Essa síndrome apresenta como comorbidade aquele comportamento já conhecido em nossa esquerda: concorda comigo? Você é bom camarada e está convidado para o próximo chope no Leblon; o bar dá desconto para quem sinalizar virtude! Discorda de mim? Você é fascista.

Gustavo Maultasch de Oliveira - Diplomata, doutorando em administração pública e especialista do Instituto Mises Brasil. Suas opiniões são exclusivamente pessoais.
O diplomata Gustavo Maultasch, especialista do Instituto Mises Brasil - Divulgação

(Mas veja bem, eu não digo que você é fascista porque estou defendendo o meu esquerdismo não; o que é isso. Eu digo que você é fascista porque sou um sereníssimo hermeneuta dos desígnios de nossa República e, de posse dessa capacidade sobre-humana, afirmo categoricamente que você é fascista; nada pessoal, é só um juízo técnico).

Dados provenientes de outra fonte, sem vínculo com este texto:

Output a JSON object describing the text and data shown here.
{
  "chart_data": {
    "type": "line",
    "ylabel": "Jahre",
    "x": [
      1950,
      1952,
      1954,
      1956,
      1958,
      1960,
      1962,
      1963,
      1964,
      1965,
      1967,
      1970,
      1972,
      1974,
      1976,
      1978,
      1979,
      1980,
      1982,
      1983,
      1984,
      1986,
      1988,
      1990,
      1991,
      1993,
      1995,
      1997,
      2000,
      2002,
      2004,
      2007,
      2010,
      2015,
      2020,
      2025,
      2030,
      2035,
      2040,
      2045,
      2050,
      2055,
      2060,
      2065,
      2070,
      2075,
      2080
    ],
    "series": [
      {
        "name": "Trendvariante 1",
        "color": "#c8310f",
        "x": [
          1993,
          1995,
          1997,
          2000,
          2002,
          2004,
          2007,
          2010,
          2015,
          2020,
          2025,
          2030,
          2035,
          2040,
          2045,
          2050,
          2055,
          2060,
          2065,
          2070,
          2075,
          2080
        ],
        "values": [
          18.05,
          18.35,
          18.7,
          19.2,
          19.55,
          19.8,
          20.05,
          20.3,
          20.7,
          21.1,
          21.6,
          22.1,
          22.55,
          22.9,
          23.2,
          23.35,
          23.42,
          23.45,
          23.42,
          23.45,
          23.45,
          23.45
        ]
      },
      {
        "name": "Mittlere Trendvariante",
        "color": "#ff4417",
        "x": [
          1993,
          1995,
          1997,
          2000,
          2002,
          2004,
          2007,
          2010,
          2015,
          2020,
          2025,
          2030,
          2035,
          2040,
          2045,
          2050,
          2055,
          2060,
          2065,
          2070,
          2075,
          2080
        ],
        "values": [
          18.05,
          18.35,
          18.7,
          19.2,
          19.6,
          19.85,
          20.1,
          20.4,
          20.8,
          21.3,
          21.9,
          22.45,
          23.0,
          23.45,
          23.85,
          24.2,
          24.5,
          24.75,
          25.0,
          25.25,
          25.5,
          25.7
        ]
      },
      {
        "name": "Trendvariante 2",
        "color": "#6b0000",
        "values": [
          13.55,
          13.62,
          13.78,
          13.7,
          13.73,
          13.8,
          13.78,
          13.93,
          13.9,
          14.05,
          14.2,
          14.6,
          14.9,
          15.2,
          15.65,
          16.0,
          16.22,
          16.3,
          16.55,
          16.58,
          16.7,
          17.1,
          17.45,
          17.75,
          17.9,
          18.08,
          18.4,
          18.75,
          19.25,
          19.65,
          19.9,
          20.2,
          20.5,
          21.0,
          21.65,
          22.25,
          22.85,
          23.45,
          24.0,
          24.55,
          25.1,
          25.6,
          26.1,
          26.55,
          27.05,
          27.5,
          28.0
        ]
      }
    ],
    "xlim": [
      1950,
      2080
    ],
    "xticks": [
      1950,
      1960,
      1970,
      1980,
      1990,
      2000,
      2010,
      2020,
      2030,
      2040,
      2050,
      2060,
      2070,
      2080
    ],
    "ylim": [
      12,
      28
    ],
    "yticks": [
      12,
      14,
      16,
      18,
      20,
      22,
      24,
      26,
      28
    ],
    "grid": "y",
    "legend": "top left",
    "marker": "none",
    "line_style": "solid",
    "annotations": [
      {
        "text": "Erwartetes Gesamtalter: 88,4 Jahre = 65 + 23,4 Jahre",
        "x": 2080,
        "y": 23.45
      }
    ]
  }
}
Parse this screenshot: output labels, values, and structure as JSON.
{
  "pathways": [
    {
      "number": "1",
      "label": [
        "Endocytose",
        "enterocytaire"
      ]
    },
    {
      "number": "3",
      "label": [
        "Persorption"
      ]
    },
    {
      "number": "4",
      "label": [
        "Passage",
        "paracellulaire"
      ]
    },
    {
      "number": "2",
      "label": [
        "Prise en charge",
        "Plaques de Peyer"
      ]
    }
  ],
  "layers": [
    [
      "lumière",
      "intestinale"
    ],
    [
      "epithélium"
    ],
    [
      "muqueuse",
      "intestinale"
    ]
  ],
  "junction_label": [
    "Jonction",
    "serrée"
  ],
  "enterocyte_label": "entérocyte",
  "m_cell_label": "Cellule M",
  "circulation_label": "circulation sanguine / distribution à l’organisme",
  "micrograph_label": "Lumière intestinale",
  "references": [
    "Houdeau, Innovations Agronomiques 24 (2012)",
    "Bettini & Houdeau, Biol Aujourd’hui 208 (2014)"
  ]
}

Como a esquerda brasileira passou anos elogiando Fidel, Che, Mao, Lenin, Chávez, Maduro, Morales, dentre outros companheiros; como passou décadas mitificando Paulo Freire, mesmo com sua tolerância a assassinatos em nome da “biofilia” da revolução; como chegou a comprar votos do Legislativo no escândalo do mensalão, em franco ataque à democracia; e como a principal chapa da esquerda, nas últimas eleições, tinha como candidato o autor de “Em defesa do socialismo” e como candidata a vice uma comunista que se recusa a condenar os incomensuráveis genocídios dos socialistas; enfim, por tudo isso, eu ingenuamente acreditava que a esquerda brasileira tinha amor sincero e desinibido por todas as ditaduras. Essa não é a galera descolada que fala em amor livre? Então, pensei que eles amassem todos os autoritários.

Mas quão apressada a minha conclusão, e quão enganado eu estava; e aproveito para fazer o mea cuba, ou melhor, o mea-culpa, e compartilhar com vocês o que aprendi: na realidade, vejam só, a esquerda não ama ditaduras; ela ama apenas, notem bem!, aquelas ditaduras que são de esquerda. E não é aquele amor platônico, melancólico e distante não; é aquele amor luxurioso, nos lençóis suados da paixão recente.

Quando descobri isso, meu mundo desabou feito o PIB da Dilma: seria mesmo um caso de —constrange-me até dizer— hipocrisia, incoerência, desfaçatez? Será que a esquerda tolera uma ditadura, tolera uma torturazinha, desde que ela seja de esquerda? Se a ditadura é de direita, condenamos; se é de esquerda, defendemos; isso finalmente eu entendi. Mas e a democracia?

E aqui vem a novidade trazida pela síndrome de Levitsky, que segundo minha pesquisa tem sido transmitida pelo mosquito da zika, ou talvez seja mesmo o velho e conhecido, embora jamais extinto, mosquito da trotsky. A novidade é que, agora, a esquerda não condena apenas a ditadura de direita não; ela condena também, vejam só!, a democracia em que o povo elege livremente a direita.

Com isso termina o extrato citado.